Libre alors de toute préoccupation trop matérielle, ce vif esprit se répand en
inventions variées. On y pressent déjà des oeuvres plus sérieuses. Tantôt c’est
l’École des Pères, où sont démontrés avec sévérité les dangers d’une étourderie
trop prolongée dans le caractère d’un jeune père, et le ridicule presque contre
nature de la familiarité des fils. Là se respire déjà quelque chose de la grande
comédie ; c’est l’enseignement de la dignité des moeurs de famille ; ainsi dans
le Mariage d’une heure, douce méprise causée par trop de soin d’une fortune
prochaine et troublée par une jalousie entre deux amis ; ainsi dans la Jeune
femme colère, que l’on écoutait hier à Paris, qu’on verra demain à Londres, qui
touche de près à une conception de Shakspeare et que l’on joue souvent traduite
en anglais, sans trop redouter le voisinage de Catherine de Petrucchio (Taming
of the Shrew), ce qui en est un assez grand éloge.

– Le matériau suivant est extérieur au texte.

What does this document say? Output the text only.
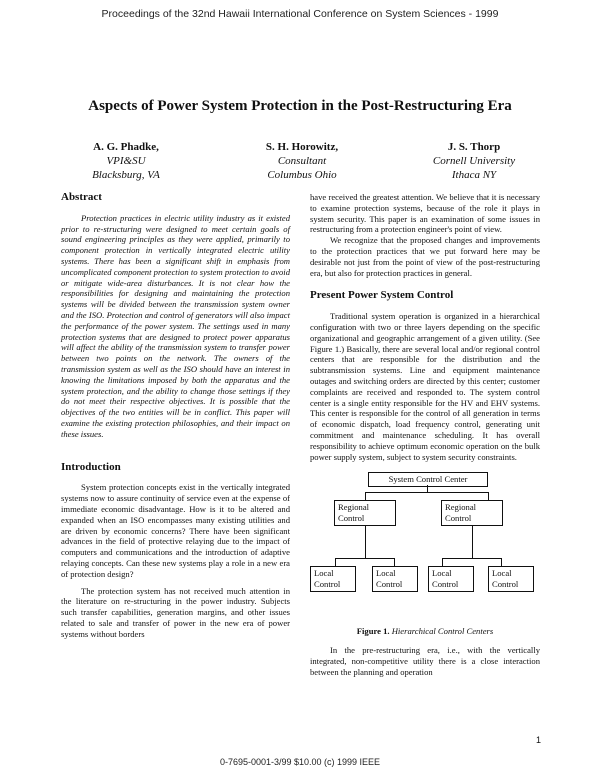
Proceedings of the 32nd Hawaii International Conference on System Sciences - 1999
Aspects of Power System Protection in the Post-Restructuring Era
A. G. Phadke,
VPI&SU
Blacksburg, VA
S. H. Horowitz,
Consultant
Columbus Ohio
J. S. Thorp
Cornell University
Ithaca NY
Abstract

Protection practices in electric utility industry as it existed prior to re-structuring were designed to meet certain goals of sound engineering principles as they were applied, primarily to component protection in vertically integrated electric utility systems. There has been a significant shift in emphasis from uncomplicated component protection to system protection to avoid or mitigate wide-area disturbances. It is not clear how the responsibilities for designing and maintaining the protection systems will be divided between the transmission system owner and the ISO. Protection and control of generators will also impact the performance of the power system. The settings used in many protection systems that are designed to protect power apparatus will affect the ability of the transmission system to transfer power between two points on the network. The owners of the transmission system as well as the ISO should have an interest in knowing the limitations imposed by both the apparatus and the system protection, and the ability to change those settings if they do not meet their respective objectives. It is possible that the objectives of the two entities will be in conflict. This paper will examine the existing protection philosophies, and their impact on these issues.

Introduction

System protection concepts exist in the vertically integrated systems now to assure continuity of service even at the expense of immediate economic disadvantage. How is it to be altered and expanded when an ISO encompasses many existing utilities and are driven by economic concerns? There have been significant advances in the field of protective relaying due to the impact of computers and communications and the introduction of adaptive relaying concepts. Can these new systems play a role in a new era of protection design?

The protection system has not received much attention in the literature on re-structuring in the power industry. Subjects such transfer capabilities, generation margins, and other issues related to sale and transfer of power in the new era of power systems without borders

have received the greatest attention. We believe that it is necessary to examine protection systems, because of the role it plays in system security. This paper is an examination of some issues in restructuring from a protection engineer's point of view.

We recognize that the proposed changes and improvements to the protection practices that we put forward here may be desirable not just from the point of view of the post-restructuring era, but also for protection practices in general.

Present Power System Control

Traditional system operation is organized in a hierarchical configuration with two or three layers depending on the specific organizational and geographic arrangement of a given utility. (See Figure 1.) Basically, there are several local and/or regional control centers that are responsible for the distribution and the subtransmission systems. Line and equipment maintenance outages and switching orders are directed by this center; customer complaints are received and responded to. The system control center is a single entity responsible for the HV and EHV systems. This center is responsible for the control of all generation in terms of economic dispatch, load frequency control, generating unit commitment and maintenance scheduling. It has overall responsibility to achieve optimum economic operation on the bulk power supply system, subject to system security constraints.

System Control Center
Regional Control
Regional Control
Local Control
Local Control
Local Control
Local Control
Figure 1. Hierarchical Control Centers

In the pre-restructuring era, i.e., with the vertically integrated, non-competitive utility there is a close interaction between the planning and operation

1
0-7695-0001-3/99 $10.00 (c) 1999 IEEE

Quelquefois ce sont des
intrigues compliquées, des imbroglios du genre de ce qu’on non¹me en Espagne
drames de cape et d’épée, comme les Maris en bonne fortune ; des contes de fëes
et des mille et une nuits, comme Cendrillon et Gulistan, que jamais peut-être
n’abandonnera ce théâtre formé de comédie et de musique qu’il aima plus que tout
autre.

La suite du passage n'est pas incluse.